Ce mardi soir, le PSG défend son avance de deux buts acquise au match aller face à Liverpool. Les hommes de Luis Enrique se déplacent à Anfield avec l'ambition de valider leur billet pour les demi-finales de la Ligue des champions. Mais avant même le coup d'envoi, une décision de l'UEFA fait jaser : la désignation de l'arbitre italien Maurizio Mariani, relégué cette saison en Serie B après une énorme bourde. Retour sur une polémique qui s'annonce.
Le PSG est à un match de l'exploit. Vainqueurs 2-0 au Parc des Princes lors du quart de finale aller, les Parisiens ont pris une option sérieuse sur la qualification. Mais tout le monde le sait : Anfield est un piège. Un tombeau à atmosphère unique où les retournements de situation sont monnaie courante. Luis Enrique, lui-même, a prévenu ses joueurs :
« Il n'y a pas de différence de niveau entre les deux équipes. On a juste joué un match de très haut niveau. Ce sera très difficile de jouer à Anfield. On va souffrir là-bas. J'y ai beaucoup joué comme joueur et entraîneur. Mais on ira comme partout pour gagner et se qualifier. »

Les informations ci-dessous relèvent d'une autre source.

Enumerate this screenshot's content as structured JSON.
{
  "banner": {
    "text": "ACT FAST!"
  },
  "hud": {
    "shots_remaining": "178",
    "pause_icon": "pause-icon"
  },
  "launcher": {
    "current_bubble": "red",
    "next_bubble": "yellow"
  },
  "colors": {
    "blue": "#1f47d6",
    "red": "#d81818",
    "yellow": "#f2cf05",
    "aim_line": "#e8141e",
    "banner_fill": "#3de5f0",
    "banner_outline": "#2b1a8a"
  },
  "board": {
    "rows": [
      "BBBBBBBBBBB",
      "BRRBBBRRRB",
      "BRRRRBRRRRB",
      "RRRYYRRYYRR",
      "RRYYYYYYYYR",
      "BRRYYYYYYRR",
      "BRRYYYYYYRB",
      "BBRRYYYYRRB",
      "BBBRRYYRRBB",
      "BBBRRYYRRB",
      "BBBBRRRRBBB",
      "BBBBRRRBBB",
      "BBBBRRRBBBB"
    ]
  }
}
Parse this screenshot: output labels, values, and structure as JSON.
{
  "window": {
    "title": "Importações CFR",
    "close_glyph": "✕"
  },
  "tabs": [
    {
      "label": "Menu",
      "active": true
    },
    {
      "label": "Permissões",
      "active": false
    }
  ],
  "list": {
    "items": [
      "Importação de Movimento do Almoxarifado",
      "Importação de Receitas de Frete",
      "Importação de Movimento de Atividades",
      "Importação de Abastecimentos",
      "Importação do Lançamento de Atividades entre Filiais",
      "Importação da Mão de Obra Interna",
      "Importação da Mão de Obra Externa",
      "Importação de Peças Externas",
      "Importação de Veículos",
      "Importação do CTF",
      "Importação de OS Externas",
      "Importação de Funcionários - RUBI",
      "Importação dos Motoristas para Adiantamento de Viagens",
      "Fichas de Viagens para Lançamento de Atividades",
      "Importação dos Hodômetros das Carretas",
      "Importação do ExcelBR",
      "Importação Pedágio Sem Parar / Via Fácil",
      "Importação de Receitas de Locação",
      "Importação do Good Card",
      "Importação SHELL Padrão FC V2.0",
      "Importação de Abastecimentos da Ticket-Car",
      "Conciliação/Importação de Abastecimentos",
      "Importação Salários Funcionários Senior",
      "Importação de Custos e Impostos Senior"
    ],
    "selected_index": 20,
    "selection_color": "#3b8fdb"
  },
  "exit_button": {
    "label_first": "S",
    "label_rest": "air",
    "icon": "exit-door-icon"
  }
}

Un discours de prudence. Mais cette semaine, un autre sujet vient parasiter la préparation parisienne : l'identité de l'homme en noir.
Maurizio Mariani, un arbitre au parcours chaotique
C'est l'UEFA qui a tranché. Pour diriger ce choc retour, elle a désigné l'Italien Maurizio Mariani. Un choix qui ne manque pas de faire sourciller. Car l'officiel transalpin traverse une saison plus que délicate.
En octobre dernier, lors d'un choc de Serie A entre Naples et l'Inter (3-1), Mariani a commis une erreur d'arbitrage majeure. Une bourde si retentissante que la fédération italienne de football a décidé de le rétrograder... en Serie B. Une sanction rare pour un arbitre de ce niveau, et un camouflet qui en dit long sur sa forme actuelle.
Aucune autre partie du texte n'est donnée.